The KOSPI index plunged on Monday, triggering the 13th circuit-breaker in the history of the South Korean stock market [1].
This collapse highlights the extreme vulnerability of South Korea's export-driven economy to volatility in the U.S. technology sector. While individual corporate milestones may provide temporary optimism, the broader market remains tightly coupled with American tech trends.
The index fell between eight% and 8.95% [1, 2], eventually closing at 6,806 points [1]. The sharp decline was driven by a massive sell-off in U.S. technology stocks that spilled over into Korean equities, creating broad selling pressure across the board [1, 2].

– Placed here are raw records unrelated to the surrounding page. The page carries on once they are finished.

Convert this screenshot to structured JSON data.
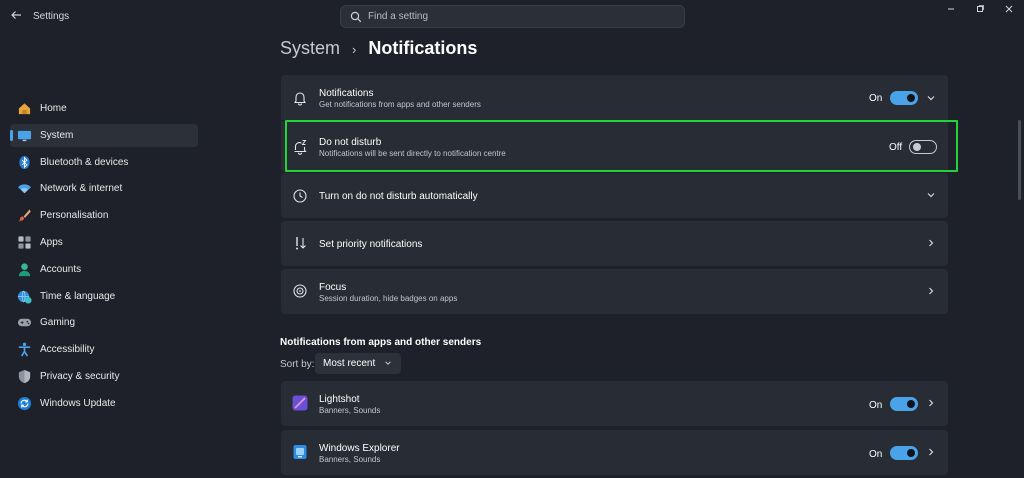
{
  "window": {
    "title": "Settings",
    "search_placeholder": "Find a setting"
  },
  "sidebar": {
    "items": [
      {
        "label": "Home",
        "icon": "home-icon"
      },
      {
        "label": "System",
        "icon": "monitor-icon",
        "active": true
      },
      {
        "label": "Bluetooth & devices",
        "icon": "bluetooth-icon"
      },
      {
        "label": "Network & internet",
        "icon": "wifi-icon"
      },
      {
        "label": "Personalisation",
        "icon": "brush-icon"
      },
      {
        "label": "Apps",
        "icon": "apps-icon"
      },
      {
        "label": "Accounts",
        "icon": "person-icon"
      },
      {
        "label": "Time & language",
        "icon": "globe-clock-icon"
      },
      {
        "label": "Gaming",
        "icon": "gamepad-icon"
      },
      {
        "label": "Accessibility",
        "icon": "accessibility-icon"
      },
      {
        "label": "Privacy & security",
        "icon": "shield-icon"
      },
      {
        "label": "Windows Update",
        "icon": "update-icon"
      }
    ]
  },
  "breadcrumb": {
    "parent": "System",
    "separator": "›",
    "current": "Notifications"
  },
  "settings": {
    "notifications": {
      "title": "Notifications",
      "subtitle": "Get notifications from apps and other senders",
      "state": "On",
      "icon": "bell-icon"
    },
    "dnd": {
      "title": "Do not disturb",
      "subtitle": "Notifications will be sent directly to notification centre",
      "state": "Off",
      "icon": "bell-snooze-icon"
    },
    "dnd_auto": {
      "title": "Turn on do not disturb automatically",
      "icon": "clock-icon"
    },
    "priority": {
      "title": "Set priority notifications",
      "icon": "priority-icon"
    },
    "focus": {
      "title": "Focus",
      "subtitle": "Session duration, hide badges on apps",
      "icon": "focus-icon"
    }
  },
  "apps_section": {
    "title": "Notifications from apps and other senders",
    "sort_label": "Sort by:",
    "sort_value": "Most recent",
    "apps": [
      {
        "name": "Lightshot",
        "subtitle": "Banners, Sounds",
        "state": "On",
        "icon": "lightshot-icon"
      },
      {
        "name": "Windows Explorer",
        "subtitle": "Banners, Sounds",
        "state": "On",
        "icon": "explorer-icon"
      }
    ]
  },
  "colors": {
    "background": "#1e2129",
    "card": "#282c34",
    "accent": "#4aa3e8",
    "highlight": "#22d33a"
  }
}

Semiconductor giants bore the brunt of the volatility. Shares of SK Hynix plummeted 15.4% to 1,845,000 KRW [1]. Samsung Electronics also saw a significant drop, with shares falling 10.7% [1].
The crash occurred despite a positive development for SK Hynix in the United States. The company successfully completed its American Depositary Receipt (ADR) listing, with shares surging more than 10% above the offering price [1].
However, the positive momentum from the U.S. listing could not offset the wider market panic. A reporter for MSN Korea said that the shockwaves from the crash of U.S. tech stocks hit the KOSPI and KOSDAQ markets on the 8th [2].
Trading was halted as the circuit-breaker mechanism activated to prevent a total market meltdown. This marks only the 13th time such a measure has been necessary since the KOSPI's inception [1].
“The KOSPI index plunged, triggering the 13th circuit-breaker in South Korean market history.”
The divergence between SK Hynix's successful US ADR debut and its domestic share collapse underscores a systemic risk for South Korean markets. It demonstrates that global macroeconomic sentiment and US tech sector stability currently outweigh individual company performance or successful capital raises in the eyes of investors.